OpenText Corp (TSX:OTEX) inventory went on a shock rally in August, rising 16% when the S&P/TSX Composite Index gained solely 5.7%. It was a interval of great outperformance for OTEX, considered one of Canada’s best-known and oldest software program firms. Not too long ago, the corporate acquired into synthetic intelligence (AI) in a significant approach, investing appreciable sums of cash in integrating generative AI into its apps. Traders appear to suppose that the funding is paying off, because the inventory has been rallying this 12 months (following some much less profitable performances in years previous).
That’s to not say that AI is the one factor that’s driving good points for OTEX. On the contrary, the corporate has put out quite a lot of excellent news in different classes as effectively. For instance, it lately elevated its dividend and introduced a brand new $300 million buyback program. These shareholder-friendly strikes piqued investor curiosity and certain helped get OTEX inventory transferring.

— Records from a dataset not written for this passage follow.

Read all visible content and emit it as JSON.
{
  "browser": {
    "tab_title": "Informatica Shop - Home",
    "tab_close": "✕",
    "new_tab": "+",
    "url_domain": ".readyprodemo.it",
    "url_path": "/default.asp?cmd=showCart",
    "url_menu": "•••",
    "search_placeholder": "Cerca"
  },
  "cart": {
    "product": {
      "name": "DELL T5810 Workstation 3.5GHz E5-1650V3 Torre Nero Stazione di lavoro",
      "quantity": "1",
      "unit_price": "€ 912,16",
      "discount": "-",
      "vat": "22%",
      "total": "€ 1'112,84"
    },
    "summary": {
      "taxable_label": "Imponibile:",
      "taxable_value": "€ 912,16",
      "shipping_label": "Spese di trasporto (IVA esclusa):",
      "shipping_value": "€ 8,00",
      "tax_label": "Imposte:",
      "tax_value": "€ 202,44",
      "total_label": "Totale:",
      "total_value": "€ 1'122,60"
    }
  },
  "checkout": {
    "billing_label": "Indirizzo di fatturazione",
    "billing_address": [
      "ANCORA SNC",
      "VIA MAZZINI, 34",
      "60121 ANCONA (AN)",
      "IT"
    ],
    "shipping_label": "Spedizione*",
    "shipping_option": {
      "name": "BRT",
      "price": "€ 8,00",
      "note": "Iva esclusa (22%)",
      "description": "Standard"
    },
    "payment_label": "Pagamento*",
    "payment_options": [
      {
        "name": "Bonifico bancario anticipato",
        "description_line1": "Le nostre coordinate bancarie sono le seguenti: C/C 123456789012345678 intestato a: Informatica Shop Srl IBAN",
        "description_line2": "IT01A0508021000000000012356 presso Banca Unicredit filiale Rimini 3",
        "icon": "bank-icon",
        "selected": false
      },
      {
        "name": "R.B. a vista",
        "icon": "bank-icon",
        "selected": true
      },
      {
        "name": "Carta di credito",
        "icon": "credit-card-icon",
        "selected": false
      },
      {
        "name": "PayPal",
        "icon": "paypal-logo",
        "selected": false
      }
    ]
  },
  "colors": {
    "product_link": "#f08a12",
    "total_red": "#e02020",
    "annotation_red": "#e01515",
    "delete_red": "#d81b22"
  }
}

The query is whether or not OTEX inventory continues to be a purchase as we speak. Though the corporate’s latest bulletins have been bullish catalysts, OpenText doesn’t precisely have a stellar observe document of long-term development. In actual fact, the corporate seems to have been getting smaller in latest quarters — though the longer-term developments are nonetheless beneficial. On this article, I’ll discover OpenText’s AI investments, wealth returns and monetary efficiency, so you possibly can gauge whether or not it’s a match on your portfolio.
AI investments
Essentially the most thrilling factor that’s been occurring at OpenText Corp lately is the corporate making large investments in generative AI. As a content material administration and textual content evaluation firm, OpenText Corp can simply combine AI into its present choices. By way of its Aviator AI (TM) service, it presents enterprise analytics, textual content evaluation, content material creation, and different typical issues that AI information info administration providers are inclined to have. It’s a reasonably complete suite of AI information evaluation providers, however at a look, I’m not precisely certain what differentiates OTEX’s choices from these of different data administration firms.
Returns of wealth
The opposite large catalyst for OTEX lately was its return of wealth to shareholders. After its most up-to-date quarterly report, the corporate hiked its dividend and introduced a $300 million buyback program. OTEX has an $11.7 billion market cap, so the $300 billion buyback may probably transfer the needle and set off value appreciation for the corporate.
Current efficiency
OTEX’s latest monetary efficiency has been blended. Within the trailing 12-month interval, the corporate shrank, with income down 10.5%, earnings down 3.6% and free money move (FCF) down 9.5%. It wasn’t the perfect exhibiting, though the corporate’s development charges in these metrics have been comfortably optimistic over the past three-, five-, and 10-year intervals.
OTEX scores higher on profitability, with an 8.4% internet margin, 18% FCF margin, and a 0.7% return on fairness — no points right here.
The underside line
At as we speak’s value, OTEX trades at simply 8.6 occasions earnings. By tech sector requirements, it’s virtually grime low-cost. Nevertheless, if the pattern of the enterprise shrinking continues, then the inventory will sometime not look to have been such a cut price at as we speak’s value. Total, I’m not serious about shopping for OTEX inventory.